# Expats in Guanajuato, Aguascalietes, Querétaro



## AdeOB (Feb 3, 2011)

Looking for a nice comfy city to find a job in and spend some months making new friends and practising my Spanish before trailing off round the rest of the country.

Seems like places like Guanjuato, Aguascalietes and Querataro are not too large (but not too small), relatively close to GDL and Mexico city (for occasional weekend trips) and keen for English Language teachers due to being university/business centres. 

Are any of these places prohibitively expensive in comparison to the big cities themselves and do they have lively expat/student communities for friend making.

Any advice would be appreciated. Although I want to practice my Spanish it would be great to make contact with a few english speakers to have a friendly pint with and a few studenty clubs and events to make new friends.

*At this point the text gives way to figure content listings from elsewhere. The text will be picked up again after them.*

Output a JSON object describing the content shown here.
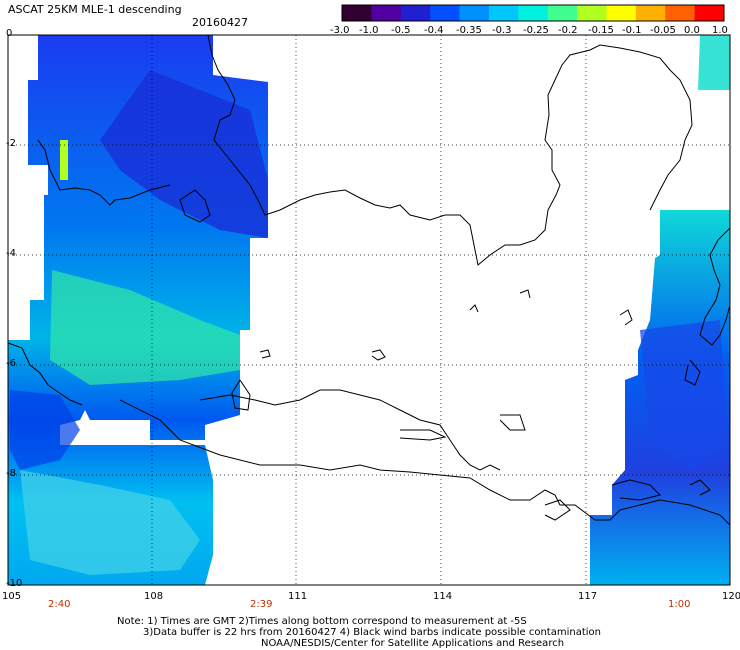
{
  "header": {
    "title": "ASCAT 25KM MLE-1 descending",
    "date": "20160427"
  },
  "colorbar": {
    "labels": [
      "-3.0",
      "-1.0",
      "-0.5",
      "-0.4",
      "-0.35",
      "-0.3",
      "-0.25",
      "-0.2",
      "-0.15",
      "-0.1",
      "-0.05",
      "0.0",
      "1.0"
    ],
    "colors": [
      "#300030",
      "#5000a0",
      "#2020d0",
      "#0050ff",
      "#0090ff",
      "#00c8ff",
      "#00f0e0",
      "#40ff90",
      "#b0ff20",
      "#ffff00",
      "#ffb000",
      "#ff6000",
      "#ff0000"
    ]
  },
  "axes": {
    "y_ticks": [
      "0",
      "-2",
      "-4",
      "-6",
      "-8",
      "-10"
    ],
    "x_ticks": [
      "105",
      "108",
      "111",
      "114",
      "117",
      "120"
    ],
    "lat_range": [
      -10,
      0
    ],
    "lon_range": [
      105,
      120
    ]
  },
  "pass_times": [
    {
      "label": "2:40"
    },
    {
      "label": "2:39"
    },
    {
      "label": "1:00"
    }
  ],
  "notes": {
    "line1": "Note: 1) Times are GMT 2)Times along bottom correspond to measurement at -5S",
    "line2": "3)Data buffer is 22 hrs from 20160427 4) Black wind barbs indicate possible contamination",
    "line3": "NOAA/NESDIS/Center for Satellite Applications and Research"
  }
}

Thanks again for all your feedback guys I really appreciate this forum and I'm feeling more positive every day about coming to Mexico. :flypig:


----------



## conklinwh (Dec 19, 2009)

I don't know much about Aquascaliente but live between Guanajuato & Queretaro. Queretaro is considerably larger and more a business city that college. Guanajuato is really a college city where the university is a key focal point. I really like the old center of Queretaro but in the situation you describe, I would tilt to Guanajuato. Neither has a large expat population but there are people on this site from both.


----------



## circle110 (Jul 20, 2009)

I live in Guanajuato so I can only talk about things here. As far as a job goes, there are English teaching options here but the teachers tell me that the pay is minimal - around $3 US per hour and right now the job pickings are very slim. A friend of mine with 10 years teaching experience in public schools in the US couldn't find a job and eventually went back home. Since you don't plan on staying very long, the better schools won't be interested and the not-so-good schools will want you to work without a work permit, which is illegal and can get you deported back to the UK in a hurry. The better schools will arrange a permit but will demand a contract of 6 months minimum; usually they want a full year. If you were going stay here permanently, you could set up a studio to teach privately and earn a little better.

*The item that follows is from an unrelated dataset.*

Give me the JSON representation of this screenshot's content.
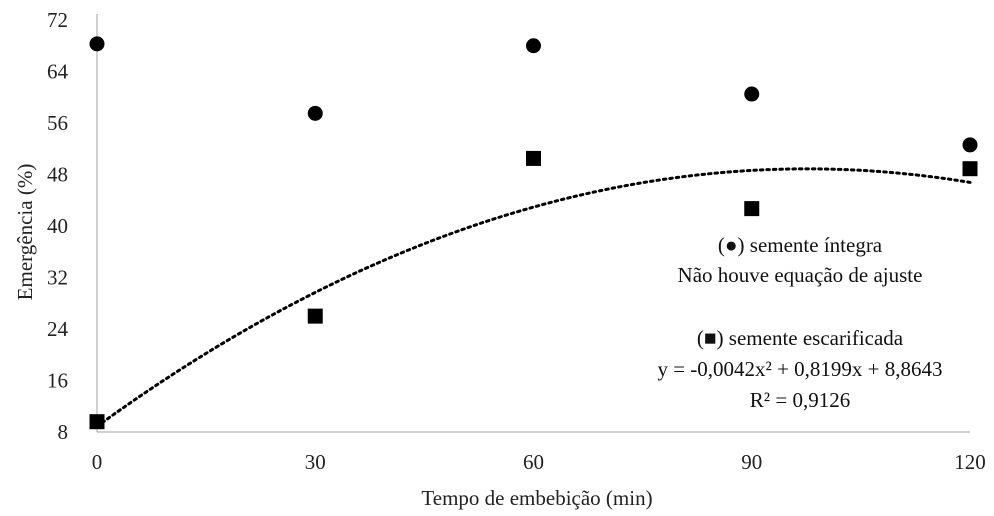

The permanent expats here tend to be older, not university aged. There are always a ton of backpackers passing through, however. If you're social, you'll make plenty of friends. I made many friends here on my first trip and my circle kept widening on each successive visit. Eventually I just moved here!

Guanajuato isn't particularly expensive but it isn't the cheapest place to live either. I get the impression it is pretty comparable to Aguascalientes and Queretaro.

All in all, it's a great place to live but if you need to work to pay for your stay here you may be in trouble.


----------